Meanwhile... in Australia

Meanwhile... these men and women are volunteering to save Australian animals after the bushfires.

The significance of volunteers

The fashion house Germaine Guérin has joined in the making of these pouch fabrics. When they are completed, they are then shipped to a Sydney shop that delivers them to various shelters. What inspired the fashion house to start it all, quite simply, was a picture with flames and small animals. Realizing that one million animals were said to have died in the fires and injured animals were left behind, especially little joeys and young marsupials, was unbearable to think about. In one day, 200 volunteers joined in to help. They made more than 2,000 pouches and blankets for baby flying foxes, a bat species that was decimated by the fires. The catastrophe that is pushing Australia to the edge is so terrible because without its fauna and its flora it would no longer be an inhabitable continent. In order to prevent flooding customs in Australia prevent packages from being delivered, smaller packages are being sent. As long as there is a demand down in Australia, Germaine Guérin pledged to continue shipping them out.

Animals helping animals

Taylor is a 4 year-old female dog, and her mission is to save koalas. Ryan, her caretaker, is a professional trainer and he’s trained Taylor to sniff out wounded koalas. Dogs like Taylor, have proven very helpful to rescue teams and volunteers looking for animals in danger. They are used to search for many other animals and are able to distinguish between species.
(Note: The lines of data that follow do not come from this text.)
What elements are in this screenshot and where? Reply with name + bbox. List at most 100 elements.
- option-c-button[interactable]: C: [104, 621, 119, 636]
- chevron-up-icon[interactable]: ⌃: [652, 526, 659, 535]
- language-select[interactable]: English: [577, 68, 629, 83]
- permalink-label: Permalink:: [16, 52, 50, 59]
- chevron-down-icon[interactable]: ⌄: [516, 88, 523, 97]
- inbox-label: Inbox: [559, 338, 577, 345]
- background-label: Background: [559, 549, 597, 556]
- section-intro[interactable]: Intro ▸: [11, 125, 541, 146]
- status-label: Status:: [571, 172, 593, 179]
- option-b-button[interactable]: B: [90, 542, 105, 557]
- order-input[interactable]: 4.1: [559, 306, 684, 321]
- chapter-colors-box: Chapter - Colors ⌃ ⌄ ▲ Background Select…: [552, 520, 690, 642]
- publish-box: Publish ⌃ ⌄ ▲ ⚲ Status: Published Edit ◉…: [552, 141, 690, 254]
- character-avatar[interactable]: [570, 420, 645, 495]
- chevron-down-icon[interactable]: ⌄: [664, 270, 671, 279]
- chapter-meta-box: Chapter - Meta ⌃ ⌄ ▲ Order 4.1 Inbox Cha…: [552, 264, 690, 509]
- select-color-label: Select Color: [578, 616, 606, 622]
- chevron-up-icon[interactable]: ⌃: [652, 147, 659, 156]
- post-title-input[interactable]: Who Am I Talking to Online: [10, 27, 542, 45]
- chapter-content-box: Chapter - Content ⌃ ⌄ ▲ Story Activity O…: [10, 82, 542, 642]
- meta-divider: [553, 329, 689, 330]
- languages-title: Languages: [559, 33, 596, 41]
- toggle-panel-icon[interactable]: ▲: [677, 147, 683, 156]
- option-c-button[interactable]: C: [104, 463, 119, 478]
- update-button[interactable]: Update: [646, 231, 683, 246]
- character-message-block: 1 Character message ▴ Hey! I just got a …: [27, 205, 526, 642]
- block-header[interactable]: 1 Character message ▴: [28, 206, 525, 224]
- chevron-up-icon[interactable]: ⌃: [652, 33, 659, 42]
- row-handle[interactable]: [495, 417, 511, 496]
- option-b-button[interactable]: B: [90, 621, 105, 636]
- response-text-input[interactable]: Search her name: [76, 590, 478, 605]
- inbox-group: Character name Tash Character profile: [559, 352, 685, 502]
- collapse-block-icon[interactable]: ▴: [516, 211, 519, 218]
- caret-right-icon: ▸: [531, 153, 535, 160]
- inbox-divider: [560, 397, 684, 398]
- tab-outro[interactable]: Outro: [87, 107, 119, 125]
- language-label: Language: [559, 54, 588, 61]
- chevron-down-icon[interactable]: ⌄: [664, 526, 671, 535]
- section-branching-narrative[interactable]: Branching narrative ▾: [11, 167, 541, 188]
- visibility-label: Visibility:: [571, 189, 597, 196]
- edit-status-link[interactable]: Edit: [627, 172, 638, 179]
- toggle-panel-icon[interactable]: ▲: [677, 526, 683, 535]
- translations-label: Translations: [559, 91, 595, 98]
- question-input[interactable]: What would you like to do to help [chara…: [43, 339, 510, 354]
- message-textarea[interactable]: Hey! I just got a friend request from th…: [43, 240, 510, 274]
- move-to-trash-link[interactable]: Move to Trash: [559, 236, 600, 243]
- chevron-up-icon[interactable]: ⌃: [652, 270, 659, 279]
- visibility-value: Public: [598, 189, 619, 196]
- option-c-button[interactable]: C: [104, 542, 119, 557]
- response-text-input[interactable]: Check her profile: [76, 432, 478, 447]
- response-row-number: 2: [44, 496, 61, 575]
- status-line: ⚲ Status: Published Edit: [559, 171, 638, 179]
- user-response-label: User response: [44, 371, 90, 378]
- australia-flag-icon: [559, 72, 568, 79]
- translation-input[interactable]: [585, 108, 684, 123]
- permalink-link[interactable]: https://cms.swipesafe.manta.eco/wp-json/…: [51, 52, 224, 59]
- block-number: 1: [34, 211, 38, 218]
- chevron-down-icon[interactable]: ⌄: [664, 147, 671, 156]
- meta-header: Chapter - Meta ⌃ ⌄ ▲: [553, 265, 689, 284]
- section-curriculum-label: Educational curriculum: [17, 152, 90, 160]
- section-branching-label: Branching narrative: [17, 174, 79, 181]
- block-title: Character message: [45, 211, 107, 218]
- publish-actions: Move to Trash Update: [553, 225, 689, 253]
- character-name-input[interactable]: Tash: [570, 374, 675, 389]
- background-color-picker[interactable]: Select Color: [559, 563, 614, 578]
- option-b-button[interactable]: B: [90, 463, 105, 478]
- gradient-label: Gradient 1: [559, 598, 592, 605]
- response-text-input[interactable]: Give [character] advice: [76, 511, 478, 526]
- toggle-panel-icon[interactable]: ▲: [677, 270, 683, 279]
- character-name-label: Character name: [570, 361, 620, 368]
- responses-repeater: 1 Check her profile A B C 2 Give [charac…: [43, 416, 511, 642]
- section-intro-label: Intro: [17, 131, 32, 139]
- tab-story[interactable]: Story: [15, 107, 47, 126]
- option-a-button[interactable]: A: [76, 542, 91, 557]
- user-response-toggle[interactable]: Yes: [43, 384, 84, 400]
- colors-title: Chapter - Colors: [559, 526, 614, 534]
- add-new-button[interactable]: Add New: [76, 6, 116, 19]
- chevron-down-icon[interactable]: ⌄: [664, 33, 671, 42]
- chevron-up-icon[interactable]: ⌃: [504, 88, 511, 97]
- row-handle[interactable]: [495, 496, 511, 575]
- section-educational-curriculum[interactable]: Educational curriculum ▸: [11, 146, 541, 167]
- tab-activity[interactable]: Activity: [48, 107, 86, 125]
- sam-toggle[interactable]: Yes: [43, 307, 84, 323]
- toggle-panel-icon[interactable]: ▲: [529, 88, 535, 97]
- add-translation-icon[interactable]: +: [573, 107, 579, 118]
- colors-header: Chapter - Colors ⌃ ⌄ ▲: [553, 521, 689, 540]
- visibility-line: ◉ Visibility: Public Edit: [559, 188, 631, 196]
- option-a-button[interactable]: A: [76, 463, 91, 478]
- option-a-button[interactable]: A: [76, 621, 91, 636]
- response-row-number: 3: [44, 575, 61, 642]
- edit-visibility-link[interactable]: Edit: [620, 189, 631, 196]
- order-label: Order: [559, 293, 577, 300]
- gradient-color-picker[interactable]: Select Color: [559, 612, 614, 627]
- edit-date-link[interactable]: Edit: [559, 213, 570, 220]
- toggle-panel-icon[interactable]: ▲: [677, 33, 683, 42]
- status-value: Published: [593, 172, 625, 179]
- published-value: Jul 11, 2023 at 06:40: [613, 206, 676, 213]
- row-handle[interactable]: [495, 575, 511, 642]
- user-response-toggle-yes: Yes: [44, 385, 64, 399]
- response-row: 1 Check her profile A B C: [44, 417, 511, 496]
John Creighton is the founder of Wombat Care Bundanoon

He is 58 and with several volunteers, he runs the wombat rescue operations in his native southeastern Australia. He is bringing them food in areas that have burned to the ground and would otherwise have no resources for the animals to live off of. Along with koalas, wombats are amongst Australia’s most popular critters. They live in large burrows with several entrances that are very well protected from the surface, which allows them to keep safe from fires except when they come out to feed. Wombats have allowed many animals, such as wallabies and echidnas, to find shelter from the fires in their burrows.